Participating in the program is straightforward, people can request a prepaid shipping label from the website and send their clothes to ThredUp for sorting. It’s estimated that 50% of clothing from each kit received will qualify for resale, the rest can be returned to the sender or continue to be responsibly recycled.
Sellers who qualify to have their preloved clothing sold on the website will receive between three and 80 percent of the sale price. This depends on the brand and condition of the item, for example a seller may receive 21 percent of the sell price for a J Crew sweater compared to a Celine handbag which might receive up to 80 percent of its sell price. Although Tommy Hilfiger is strict when it comes to value brands such as Zara, Asos, GAP and Levi’s as they are typically low price items and will cost more to process than its resale value.
In the US, it’s estimated that 36 billion clothing items are thrown away each year. A staggering number when 95 percent could be reused or recycled. Through this program, Tommy Hilfiger aims to extend the life of clothing by shopping for second hand clothing which will have a flow on effect. Reducing the need to buy new, slowing down clothing production and diverting clothes from going to landfill.
ThredUp’s 2022 Resale report shows that the second hand market in the US is expected to more than double by 2026. Taking its value to an estimated $82 billion in just four short years. With technology and marketplaces driving growth, making it easier and more convenient for shoppers to browse and purchase preloved clothing online.
However, there are a couple of conflicting issues at the intersection of resale and circular fashion and Tommy Hilfiger’s collaboration with ThredUp mentions it on their website. Clothing sent to ThredUp for resale needs to have sizing information intact and the item must not be altered.
Alterations and custom fit
This leads to an important conversation around made to measure, personalised or custom fit, and general alterations. It is becoming commonplace for premium and challenger brands to offer a specialised service to make clothes specifically to a customer’s measurements.
Some brands are incorporating fit technology into the process, making it easy for customers to take their measurements at home. Data captured enables brands to design and manufacture custom fit clothing for their customers to own and wear longer as it becomes an investment piece. But, after 10 or 15 years, we can be inspired by Marie Kondo to reorganise our lives and that custom made item gets sent to the thrift store. Because in our minds it’s too good to throw away.
However, for the next owner, it’s not a perfect fit and the sizing information may not have captured the item’s specifications accurately. At this point, we’ll be at another impasse in fashion’s circular journey with millions of custom fit clothes stuck in limbo. Unless we start thinking about this now and coming up with solutions in preparation. Otherwise very little will change in the scheme of things and these clothes end up in landfill.
It’s likely the technology to support this impending challenge will advance just as quickly as the resale market. Brands will need to integrate physical and digital methods to capture the size and shape of a custom fit item, securely attach it to the item and ensure it stays with the item through its life, from first owner and beyond. Then as marketplaces evolve, ideally their digital capabilities will group and filter clothing by shape, fit and size down to the cm.

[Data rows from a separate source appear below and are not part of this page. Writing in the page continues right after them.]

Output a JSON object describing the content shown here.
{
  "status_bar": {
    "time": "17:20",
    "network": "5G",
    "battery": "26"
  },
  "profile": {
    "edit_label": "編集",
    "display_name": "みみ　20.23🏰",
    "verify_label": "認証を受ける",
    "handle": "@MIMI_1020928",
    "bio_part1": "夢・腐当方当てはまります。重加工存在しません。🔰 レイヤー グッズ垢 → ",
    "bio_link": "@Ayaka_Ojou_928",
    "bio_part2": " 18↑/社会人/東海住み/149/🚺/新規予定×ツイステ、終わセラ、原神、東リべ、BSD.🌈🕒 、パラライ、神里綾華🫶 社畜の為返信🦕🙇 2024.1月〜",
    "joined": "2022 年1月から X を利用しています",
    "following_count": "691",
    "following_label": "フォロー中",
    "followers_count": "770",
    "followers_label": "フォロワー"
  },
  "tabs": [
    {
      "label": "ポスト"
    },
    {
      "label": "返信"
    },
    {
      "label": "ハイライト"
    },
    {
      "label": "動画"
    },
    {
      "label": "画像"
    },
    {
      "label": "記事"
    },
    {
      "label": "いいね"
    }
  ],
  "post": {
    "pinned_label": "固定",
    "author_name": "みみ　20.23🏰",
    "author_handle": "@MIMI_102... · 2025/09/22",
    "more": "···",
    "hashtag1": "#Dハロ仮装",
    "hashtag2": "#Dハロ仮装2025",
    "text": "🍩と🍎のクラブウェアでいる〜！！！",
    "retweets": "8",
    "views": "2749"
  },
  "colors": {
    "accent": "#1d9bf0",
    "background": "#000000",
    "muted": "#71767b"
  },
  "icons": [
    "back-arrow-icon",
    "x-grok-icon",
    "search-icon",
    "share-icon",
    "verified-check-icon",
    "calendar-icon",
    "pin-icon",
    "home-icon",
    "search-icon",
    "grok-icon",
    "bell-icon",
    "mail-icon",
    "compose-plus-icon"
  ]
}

This dilemma raises a second question, with the resale market booming is hyper-consumerism around fast fashion shifting to preloved fashion?
Fast (preloved) fashion
In ThredUp’s Resale report, it states that most shoppers aspire to buy more secondhand and want to quit fast fashion. However, 59 percent of fast fashion shoppers felt that shopping for fast fashion was a difficult habit to stop. And 72 percent of consumers said they buy fast fashion because it’s cheap and convenient.
On the flip side, thrift shoppers who buy second hand clothes believe they save money, gain access to higher-end brands and sometimes find those one-of-a-kind pieces. As resale increases, so does consumerism and buying based on trends for a quick fix. This isn’t too different from buying behaviours and sentiment related to shopping for fast fashion.

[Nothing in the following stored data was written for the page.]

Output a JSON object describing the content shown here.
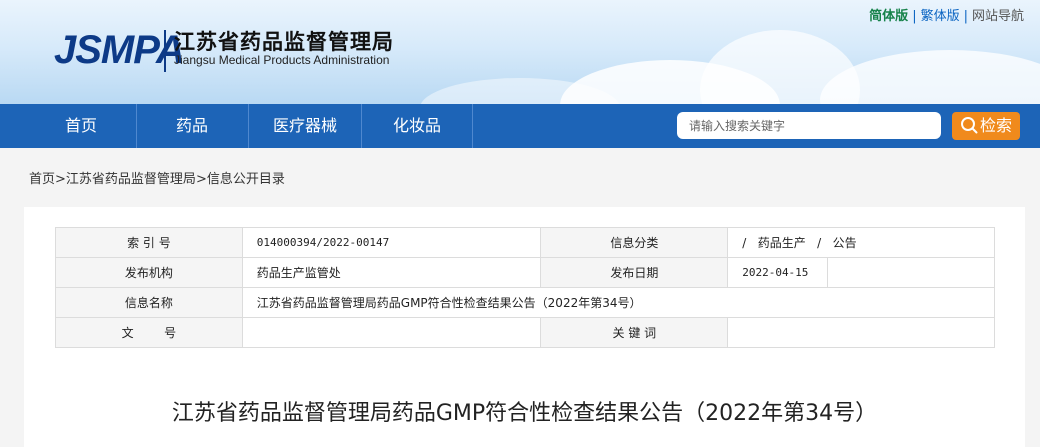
{
  "header": {
    "logo_mark": "JSMPA",
    "name_cn": "江苏省药品监督管理局",
    "name_en": "Jiangsu Medical Products Administration",
    "top_links": [
      "简体版",
      "繁体版",
      "网站导航"
    ],
    "top_link_separator": "|"
  },
  "nav": {
    "items": [
      "首页",
      "药品",
      "医疗器械",
      "化妆品"
    ],
    "search_placeholder": "请输入搜索关键字",
    "search_button": "检索"
  },
  "breadcrumb": {
    "items": [
      "首页",
      "江苏省药品监督管理局",
      "信息公开目录"
    ],
    "separator": ">"
  },
  "meta_table": {
    "index_label": "索 引 号",
    "index_value": "014000394/2022-00147",
    "category_label": "信息分类",
    "category_value": "/   药品生产   /   公告",
    "issuer_label": "发布机构",
    "issuer_value": "药品生产监管处",
    "date_label": "发布日期",
    "date_value": "2022-04-15",
    "name_label": "信息名称",
    "name_value": "江苏省药品监督管理局药品GMP符合性检查结果公告（2022年第34号）",
    "doc_no_label": "文        号",
    "doc_no_value": "",
    "keywords_label": "关 键 词",
    "keywords_value": ""
  },
  "article": {
    "title": "江苏省药品监督管理局药品GMP符合性检查结果公告（2022年第34号）"
  },
  "colors": {
    "nav_bg": "#1d64b7",
    "search_button_bg": "#f08a1c",
    "logo_blue": "#0d3a87",
    "simplified_green": "#16824a",
    "traditional_blue": "#0a64c2"
  },
  "icons": [
    "search-icon"
  ]
}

Data from the Resale report suggests that purchasing behaviour is at odds with values. However, shopping for clothes is far more complex than many people realise. There are multiple personal factors about an individual that drive purchase decisions. Their preferences, socioeconomic status, goals, their identity, social life, religion and beliefs. It could also be based on an upcoming event, mood or to be part of a TikTok trend.
About five years ago, I said on a podcast “fast fashion has a place, but it doesn’t have a home.” Meaning the disruptive force of fast fashion has shown a traditional industry a very new and quick way to design, manufacture and distribute faster than anything else in the world. The feeling of fast fashion also holds little weight in hearts and wardrobes.

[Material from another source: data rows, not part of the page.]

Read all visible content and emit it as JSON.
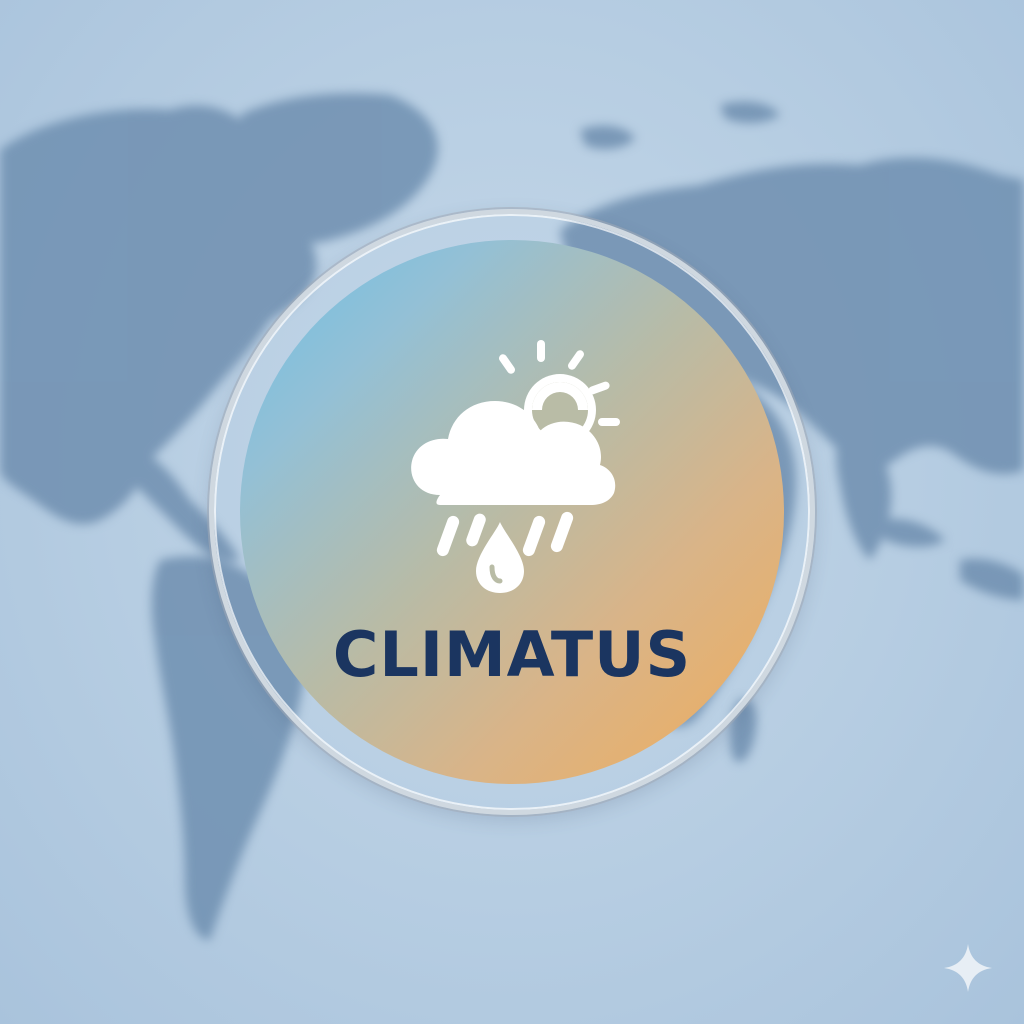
{
  "brand": {
    "name": "CLIMATUS"
  },
  "icons": {
    "logo": "cloud-sun-rain-icon",
    "corner": "sparkle-icon"
  },
  "colors": {
    "background": "#b9cfe2",
    "continents": "#6f8fb0",
    "gradient_start": "#6ec0e3",
    "gradient_end": "#f0ad5a",
    "brand_text": "#1b3560",
    "ring": "#cfd8e0"
  }
}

These are growing pains in a global fashion system that is accelerating, while finding faults along the way. And as the resale market continues to make its way into retail strategies, brands such as Tommy Hilfiger will integrate aspects of new retail in an effort to do better.
Like a custom fit garment, brands are tailoring business components to their taste and objectives. We just need to be able to sustain it with little impact on the planet and put avenues in place to ensure we are consuming, reusing and recycling responsibly.